Дня через два Чернилов уже работал, запускал руку в волоса и ерошил их, отчего вид физиономии был ужасен и заставлял домашних скрываться по углам соседних комнат и там сидеть не шевелясь. При этом, несмотря на постоянную серьезность, по лицу Чернилова иногда пробегала улыбка; в эти минуты он мысленно трунил над своим приятелем, написавшим между прочим: «Об изложении не заботься, мы это здесь всё пересоорудим…»

«Гм… – думал Чернилов: – изложение. Погляди-ко ты, какое у меня изложение». Размышляя таким образом, Чернилов писал и писал. И так как он был лирик и, кроме того, так как радость, что есть возможность писать о провинции, вытекала исключительно из желания тронуть свои лирические струны, – то поимка, например, вора с узлом изображалась пером Чернилова в такой форме: привожу один образчик.

«…Мрак заметно бежал на землю, и на небе догорали последние, позабытые закатившимся солнцем лучи, окрашивая тонкими пурпурными штрихами края облаков, когда будочник Иван Федосеев встретил на заборе хищника.

«– Стой, подлец! – энергически произнес будочник, неколеблющейся рукой хватая вора за полу, и вдали, в соседнем саду тысячами переливов зазвучало эхо: «Подлец!» – говорили деревья, обнимая друг друга… «Подлец!» – прозвучала даль… «Подлец!» – замерло далеко, среди чистого поля, среди трав и благоуханий… У забора завязалась драка, и скоро прозвучала пощечина… Этот новый звук, словно ракета, невидимо взвивающаяся ввысь и ниспадающая каскадом бриллиантовых огней, рассыпался по каждому лепестку соседнего сада, выпорхнул в беспредельное пространство, где подхватили его крылатые духи и унесли к синему морю. Все это как нельзя лучше гармонировало с картиною вечера чудного, очаровательного, когда небо как бы просилось на землю, а земля как бы хотела на небо. Не потому ли и вора тянуло на забор!..»

Написав это, автор позвал жену и детей, желая насладиться их изумлением.

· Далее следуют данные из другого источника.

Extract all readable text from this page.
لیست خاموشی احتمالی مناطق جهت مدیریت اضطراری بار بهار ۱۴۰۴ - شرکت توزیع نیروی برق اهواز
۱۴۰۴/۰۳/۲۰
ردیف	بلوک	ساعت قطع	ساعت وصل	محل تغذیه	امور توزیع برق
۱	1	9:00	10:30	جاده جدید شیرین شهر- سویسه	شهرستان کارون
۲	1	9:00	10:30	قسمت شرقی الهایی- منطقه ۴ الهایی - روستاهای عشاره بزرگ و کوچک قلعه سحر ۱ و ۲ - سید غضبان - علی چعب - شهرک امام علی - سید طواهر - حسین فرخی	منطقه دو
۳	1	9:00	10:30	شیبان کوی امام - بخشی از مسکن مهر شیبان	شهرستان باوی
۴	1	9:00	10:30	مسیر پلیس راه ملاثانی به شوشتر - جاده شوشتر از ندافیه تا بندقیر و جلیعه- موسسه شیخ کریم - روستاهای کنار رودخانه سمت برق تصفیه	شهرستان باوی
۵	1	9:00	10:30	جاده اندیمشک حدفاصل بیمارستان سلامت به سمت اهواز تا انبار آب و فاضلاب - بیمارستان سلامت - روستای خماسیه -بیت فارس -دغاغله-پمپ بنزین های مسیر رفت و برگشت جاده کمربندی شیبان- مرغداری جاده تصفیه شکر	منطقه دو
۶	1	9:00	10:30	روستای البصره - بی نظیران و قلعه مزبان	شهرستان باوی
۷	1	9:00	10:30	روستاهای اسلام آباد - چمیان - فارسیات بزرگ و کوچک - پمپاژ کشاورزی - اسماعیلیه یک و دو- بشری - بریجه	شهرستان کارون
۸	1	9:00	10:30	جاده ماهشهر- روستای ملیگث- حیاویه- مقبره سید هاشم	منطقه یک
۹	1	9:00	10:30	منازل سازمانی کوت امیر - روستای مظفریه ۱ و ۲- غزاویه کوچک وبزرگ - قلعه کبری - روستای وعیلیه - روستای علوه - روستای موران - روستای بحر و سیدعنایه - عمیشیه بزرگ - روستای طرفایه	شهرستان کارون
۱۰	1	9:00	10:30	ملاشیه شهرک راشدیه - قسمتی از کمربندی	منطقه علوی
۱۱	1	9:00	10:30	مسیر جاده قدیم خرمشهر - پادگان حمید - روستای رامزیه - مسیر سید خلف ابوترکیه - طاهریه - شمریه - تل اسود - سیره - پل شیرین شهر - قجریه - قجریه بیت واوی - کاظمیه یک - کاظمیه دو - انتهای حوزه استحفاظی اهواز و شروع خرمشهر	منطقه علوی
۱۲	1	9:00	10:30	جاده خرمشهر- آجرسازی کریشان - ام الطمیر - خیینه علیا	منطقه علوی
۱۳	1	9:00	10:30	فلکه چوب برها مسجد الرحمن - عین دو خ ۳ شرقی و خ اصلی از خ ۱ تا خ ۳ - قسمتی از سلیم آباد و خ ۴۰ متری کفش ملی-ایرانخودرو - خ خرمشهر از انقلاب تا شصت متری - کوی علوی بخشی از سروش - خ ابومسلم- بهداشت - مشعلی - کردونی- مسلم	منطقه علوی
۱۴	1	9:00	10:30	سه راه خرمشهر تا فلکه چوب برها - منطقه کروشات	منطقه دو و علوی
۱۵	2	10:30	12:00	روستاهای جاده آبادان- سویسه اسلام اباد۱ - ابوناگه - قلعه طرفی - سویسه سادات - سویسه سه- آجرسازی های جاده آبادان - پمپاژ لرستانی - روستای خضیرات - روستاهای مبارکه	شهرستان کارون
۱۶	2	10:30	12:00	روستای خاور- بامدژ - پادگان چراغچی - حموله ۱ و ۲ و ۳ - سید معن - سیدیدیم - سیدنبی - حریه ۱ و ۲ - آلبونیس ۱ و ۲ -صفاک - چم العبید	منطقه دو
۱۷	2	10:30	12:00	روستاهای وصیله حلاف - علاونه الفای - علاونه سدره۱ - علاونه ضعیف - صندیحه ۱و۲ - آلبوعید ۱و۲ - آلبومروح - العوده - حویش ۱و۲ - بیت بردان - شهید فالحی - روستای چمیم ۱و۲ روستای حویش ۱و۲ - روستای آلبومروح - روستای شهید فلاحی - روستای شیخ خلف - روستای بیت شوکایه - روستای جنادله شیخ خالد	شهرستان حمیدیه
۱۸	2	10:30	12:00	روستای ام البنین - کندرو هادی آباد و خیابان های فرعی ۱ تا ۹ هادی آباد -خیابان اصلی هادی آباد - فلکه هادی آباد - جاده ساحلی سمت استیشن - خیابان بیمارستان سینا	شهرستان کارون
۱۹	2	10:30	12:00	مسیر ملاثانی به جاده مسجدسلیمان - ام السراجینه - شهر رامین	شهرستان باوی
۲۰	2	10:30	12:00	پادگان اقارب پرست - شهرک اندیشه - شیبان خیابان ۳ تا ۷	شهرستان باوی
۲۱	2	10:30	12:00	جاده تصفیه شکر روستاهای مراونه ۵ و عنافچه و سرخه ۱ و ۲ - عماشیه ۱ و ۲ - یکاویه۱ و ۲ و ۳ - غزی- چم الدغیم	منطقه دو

– Идите папашу слушать! – говорила мать, сзывая ребят. – Читать будет…

Разыгравшиеся на дворе ребята с изумлением стояли около стола во время чтения папенькиного сочинения… Кто-то из них нерешительно сапнул носом и был награжден ужаснейшим взглядом матери, которая искривленными и сжатыми губами словно говорила: «задеру». Другой, перепугавшись и не зная, что тут такое, потянулся к матери и тоскливо произнес: «мама-а, боюсь…», вследствие того был значительно заушен. Таким образом, чтение кончилось при совершенном внимании.

– Каково? – спросил автор…

– Хорошо, – сказала жена, не понимая в чем дело. Потом, спустя минуту, она прибавила: – Ты, смотри, чего дурного не напиши…

– Не!..

– То-то… Тогда тебе самому в шею-то накладут…

Муж улыбался только и запихивал письмо в конверт.

Приятеля он на первый раз просил, вместо высылки денег, выхлопотать ему, Чернилову, награду за отличие…

* * *

Через две с половиной недели приятель писал между прочим:

«Совсем не то; нужны факты. Для того, чтобы были они в твоих письмах, нужно искать их, самому натыкаться на них… Вор – это самое микроскопическое явление будничной жизни тем более, что правосудие, схватив его за полу, тотчас же прекратило существование злостного поступка, и благосостояние общества не нарушено… Вследствие всего этого советую выбирать явления крупнее, с участием лиц осанистых; подсматривай, подслушивай, подглядывай за фактом в щель, наблюдай на улице, в трактире, в салоне, – ежели это возможно… Излагай по возможности сухо и кратко; в прошлый раз, упоминая о синем море, – ты увлекся и не подумал, что подобного моря нет во всей вселенной… Избегай этого и в конце, как говорил я уже, – не забудь о пароходах и железных дорогах…»

Чернилов приуныл. Работа отрицала всякую возможность подхватывать говор ветра, подсматривать, как луна целовала землю, и проч. и проч. Нужно было натыкаться на факты…

«Как я на них буду натыкаться?» – недовольно думал Чернилов…

Положение неприятное.

«Бросить разве?» – размышлял он опять, – но практическая сторона работы тянула к себе, и Чернилов продолжал тосковать, как взяться за нее…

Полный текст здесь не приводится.